I'm happy to have comments or trackbacks, and can see the value of both. But if a post that tracks back to mine doesn't contain a link or a mention of my post, then that seems to me to cross the line into spam.


It may be useful for me to mention for the sake of the tech-minded and bloggers that the search engines developed a protocol for the outbound links from your site so that you can essentially say "I don't vouch for this link", and using that protocol helps reduce spam. If enough people used it, it might reduce the value of spamming blogs.
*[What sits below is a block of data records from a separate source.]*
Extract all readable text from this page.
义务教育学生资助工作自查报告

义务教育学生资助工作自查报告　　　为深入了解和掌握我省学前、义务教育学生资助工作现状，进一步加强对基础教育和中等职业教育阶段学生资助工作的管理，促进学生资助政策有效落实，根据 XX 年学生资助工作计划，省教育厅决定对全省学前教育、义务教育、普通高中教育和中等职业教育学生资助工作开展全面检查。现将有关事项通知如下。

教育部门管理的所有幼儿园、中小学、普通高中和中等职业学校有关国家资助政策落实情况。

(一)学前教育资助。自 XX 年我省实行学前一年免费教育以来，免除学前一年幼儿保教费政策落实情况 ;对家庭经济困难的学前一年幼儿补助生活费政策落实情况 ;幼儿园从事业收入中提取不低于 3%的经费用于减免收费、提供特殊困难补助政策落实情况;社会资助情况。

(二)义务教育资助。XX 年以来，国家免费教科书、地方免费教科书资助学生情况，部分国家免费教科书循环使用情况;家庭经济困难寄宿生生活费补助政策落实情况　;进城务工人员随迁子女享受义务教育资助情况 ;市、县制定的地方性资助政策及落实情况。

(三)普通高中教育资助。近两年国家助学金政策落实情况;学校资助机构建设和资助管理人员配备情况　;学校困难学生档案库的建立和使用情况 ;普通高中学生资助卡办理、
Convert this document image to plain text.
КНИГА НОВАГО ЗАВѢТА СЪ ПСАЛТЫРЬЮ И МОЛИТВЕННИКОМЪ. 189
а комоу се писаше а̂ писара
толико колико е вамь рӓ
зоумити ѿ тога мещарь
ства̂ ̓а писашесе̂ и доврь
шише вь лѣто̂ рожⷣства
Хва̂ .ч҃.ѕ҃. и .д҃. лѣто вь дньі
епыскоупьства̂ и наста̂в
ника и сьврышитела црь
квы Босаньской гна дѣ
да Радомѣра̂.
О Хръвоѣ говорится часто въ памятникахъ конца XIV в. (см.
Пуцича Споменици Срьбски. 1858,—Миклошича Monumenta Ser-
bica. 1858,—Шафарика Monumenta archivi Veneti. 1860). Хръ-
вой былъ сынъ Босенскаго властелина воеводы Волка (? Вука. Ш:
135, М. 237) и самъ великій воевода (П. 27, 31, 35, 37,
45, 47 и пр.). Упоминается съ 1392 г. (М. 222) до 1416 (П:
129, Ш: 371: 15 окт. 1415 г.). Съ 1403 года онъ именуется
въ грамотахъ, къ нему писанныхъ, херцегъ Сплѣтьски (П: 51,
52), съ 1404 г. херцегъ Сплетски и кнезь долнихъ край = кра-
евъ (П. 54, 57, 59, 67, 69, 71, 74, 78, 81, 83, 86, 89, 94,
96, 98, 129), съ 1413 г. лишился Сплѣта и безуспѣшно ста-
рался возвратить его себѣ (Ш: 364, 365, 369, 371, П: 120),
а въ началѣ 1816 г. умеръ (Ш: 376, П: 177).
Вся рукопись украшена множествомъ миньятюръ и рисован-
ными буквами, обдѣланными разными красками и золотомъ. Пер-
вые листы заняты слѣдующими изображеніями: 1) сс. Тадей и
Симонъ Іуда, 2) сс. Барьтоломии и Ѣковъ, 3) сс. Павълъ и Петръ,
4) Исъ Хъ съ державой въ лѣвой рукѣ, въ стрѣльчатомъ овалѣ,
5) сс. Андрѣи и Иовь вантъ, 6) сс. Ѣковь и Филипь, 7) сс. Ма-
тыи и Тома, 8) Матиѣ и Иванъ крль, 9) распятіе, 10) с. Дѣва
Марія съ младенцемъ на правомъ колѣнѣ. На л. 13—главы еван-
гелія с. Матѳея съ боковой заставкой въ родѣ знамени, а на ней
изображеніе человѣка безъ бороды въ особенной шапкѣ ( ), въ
The protocol is called the NOFOLLOW parameter, and you can make it so that all links from comments or trackbacks are NOFOLLOWED, telling the search engines to not count those links when they're calculating the ranking values of the destination pages.

Joseph A di Paolantonio

I've never seen a trackback that didn't include a summary, usually the first 255 characters, of the post tracking back [trackbacking?] to another's post. So, I must disagree with the idea that trackbacks don't have content. Another similar, though different idea is "pingback". Pingback software on your blog looks for links in a blog post that you're publishing, then looks for a pingback server at those link's targets, and then provides to those targets a summary taken from your post near the link in your post, and thus a more relevant pingback appears in the trackback or comment section of the target link's post. Unfortunately, pingback is much harder to implement than trackback, and not all blog engines do so, or do so successfully. Spammers abusing comments, trackbacks and pingbacks are another issue altogether.

Blogging is like speaking from a podium, and often to an empty room. Allowing comments invites questions, opinions and clarifications from the audience. Trackbacks and pingbacks transform blogging into a panel discussion, wherein anyone with a blog and something to say on the topic, can be a panelist.

Flash Porsche

Love your blog. Can't wait to see what you write about. Go for it!